The Wild Watch project is aiming to engage local people with the wildlife of the Nidderdale Area of Outstanding Natural Beauty, learn new skills and take part in the area’s biggest ever wildlife survey. This will help project officer Alice Crosby find out where wildlife calls home, and how conservationists can give plants and animals a brighter future.

Key to the success of The Wild Watch is inspiring local people about wildlife – and this is where the Bird Choir comes in.

 

Alice said: Children are quite disconnected from their environment for various reasons. To ensure our work today helps nature tomorrow, we need to inspire our children about wildlife and why we should protect it.

The Bird Choir is a brilliant way to help children learn about wildlife.

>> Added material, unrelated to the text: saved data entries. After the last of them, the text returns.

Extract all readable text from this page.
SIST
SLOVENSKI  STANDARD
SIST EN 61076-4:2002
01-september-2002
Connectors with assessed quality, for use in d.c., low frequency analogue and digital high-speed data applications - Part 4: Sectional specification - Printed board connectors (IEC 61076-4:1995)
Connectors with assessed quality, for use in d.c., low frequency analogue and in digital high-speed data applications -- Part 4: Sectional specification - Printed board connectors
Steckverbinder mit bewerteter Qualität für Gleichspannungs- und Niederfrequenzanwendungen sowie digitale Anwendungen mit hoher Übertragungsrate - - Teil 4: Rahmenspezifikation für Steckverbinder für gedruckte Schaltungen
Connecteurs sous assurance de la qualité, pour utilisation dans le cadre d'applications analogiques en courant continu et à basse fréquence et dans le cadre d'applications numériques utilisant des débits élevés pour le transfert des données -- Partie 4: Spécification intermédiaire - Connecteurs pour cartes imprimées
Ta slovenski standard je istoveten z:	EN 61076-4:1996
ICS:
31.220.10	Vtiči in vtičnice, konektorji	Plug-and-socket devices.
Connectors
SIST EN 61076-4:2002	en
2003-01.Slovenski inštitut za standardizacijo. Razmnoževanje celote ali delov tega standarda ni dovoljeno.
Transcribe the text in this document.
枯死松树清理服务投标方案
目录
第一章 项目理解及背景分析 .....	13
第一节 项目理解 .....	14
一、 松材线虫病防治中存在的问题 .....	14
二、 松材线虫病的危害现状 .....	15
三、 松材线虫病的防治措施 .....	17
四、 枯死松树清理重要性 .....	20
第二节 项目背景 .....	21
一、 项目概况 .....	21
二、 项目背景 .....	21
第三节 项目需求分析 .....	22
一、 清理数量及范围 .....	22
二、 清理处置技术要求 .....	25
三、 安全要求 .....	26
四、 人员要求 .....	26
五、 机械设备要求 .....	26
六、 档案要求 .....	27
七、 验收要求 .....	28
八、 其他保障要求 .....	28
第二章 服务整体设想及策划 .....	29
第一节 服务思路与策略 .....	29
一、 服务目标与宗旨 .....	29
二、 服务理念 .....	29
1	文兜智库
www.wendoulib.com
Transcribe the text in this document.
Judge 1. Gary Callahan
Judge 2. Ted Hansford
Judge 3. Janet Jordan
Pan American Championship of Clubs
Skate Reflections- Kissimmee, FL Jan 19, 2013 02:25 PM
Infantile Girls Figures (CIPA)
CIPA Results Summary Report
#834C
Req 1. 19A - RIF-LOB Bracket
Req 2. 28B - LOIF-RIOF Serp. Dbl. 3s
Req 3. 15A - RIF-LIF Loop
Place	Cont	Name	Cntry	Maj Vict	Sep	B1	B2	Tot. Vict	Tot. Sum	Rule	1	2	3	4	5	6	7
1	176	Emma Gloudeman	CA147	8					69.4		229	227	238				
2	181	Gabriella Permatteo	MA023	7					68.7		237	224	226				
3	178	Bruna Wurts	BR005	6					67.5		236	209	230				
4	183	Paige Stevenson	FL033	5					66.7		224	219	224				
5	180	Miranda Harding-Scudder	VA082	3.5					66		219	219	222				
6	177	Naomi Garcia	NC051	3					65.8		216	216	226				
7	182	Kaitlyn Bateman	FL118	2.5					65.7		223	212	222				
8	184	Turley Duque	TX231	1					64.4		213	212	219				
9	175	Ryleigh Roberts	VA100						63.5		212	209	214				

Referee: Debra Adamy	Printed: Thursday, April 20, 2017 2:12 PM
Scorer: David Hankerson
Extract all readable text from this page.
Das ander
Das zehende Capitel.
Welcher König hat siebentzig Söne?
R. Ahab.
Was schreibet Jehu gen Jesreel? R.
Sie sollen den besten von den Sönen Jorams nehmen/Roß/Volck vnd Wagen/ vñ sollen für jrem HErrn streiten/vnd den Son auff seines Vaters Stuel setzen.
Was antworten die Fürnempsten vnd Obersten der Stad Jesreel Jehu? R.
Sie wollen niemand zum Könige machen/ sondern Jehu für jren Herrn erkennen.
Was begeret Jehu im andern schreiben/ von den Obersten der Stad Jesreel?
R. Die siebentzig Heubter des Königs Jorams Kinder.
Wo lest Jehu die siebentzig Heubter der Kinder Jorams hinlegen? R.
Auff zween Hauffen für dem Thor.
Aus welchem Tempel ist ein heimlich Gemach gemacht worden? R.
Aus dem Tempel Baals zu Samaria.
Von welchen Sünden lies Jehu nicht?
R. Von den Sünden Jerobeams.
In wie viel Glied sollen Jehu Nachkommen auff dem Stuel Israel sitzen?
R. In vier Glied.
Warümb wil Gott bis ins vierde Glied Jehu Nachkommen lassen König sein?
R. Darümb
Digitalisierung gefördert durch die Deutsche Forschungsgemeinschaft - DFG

They record the birds singing in their school grounds and then use the recordings to create a piece of music.

 

Alice is working with Planet Bird Song to create a unique musical project which will hopefully inspire local children and their families to get involved with The Wild Watch.

The Wild Watch project began this spring, following the award of £295,100 from the Heritage Lottery Fund. The area’s largest wildlife survey will take place during the next three years, focussing on 50 species of conservation concern, from otters to curlews, green hairstreak butterflies to grass snakes.

 


 

Working with landowners, farmers and local people, volunteers will seek out where these threatened species still call home, through carrying out wildlife surveys. The information gathered will help create models of where new habitats for these plants and animals could be created which will help boost their populations and halt the decline.

 

Alice said: This is really important science. but has much wider benefits to society. Local people getting involved with The Wild Watch will develop a deeper sense of how special their area is to wildlife and how we can work together to protect it. They will hopefully make new friends and learn new skills too.

 

Five local schools will take part in the Bird Choir during the week.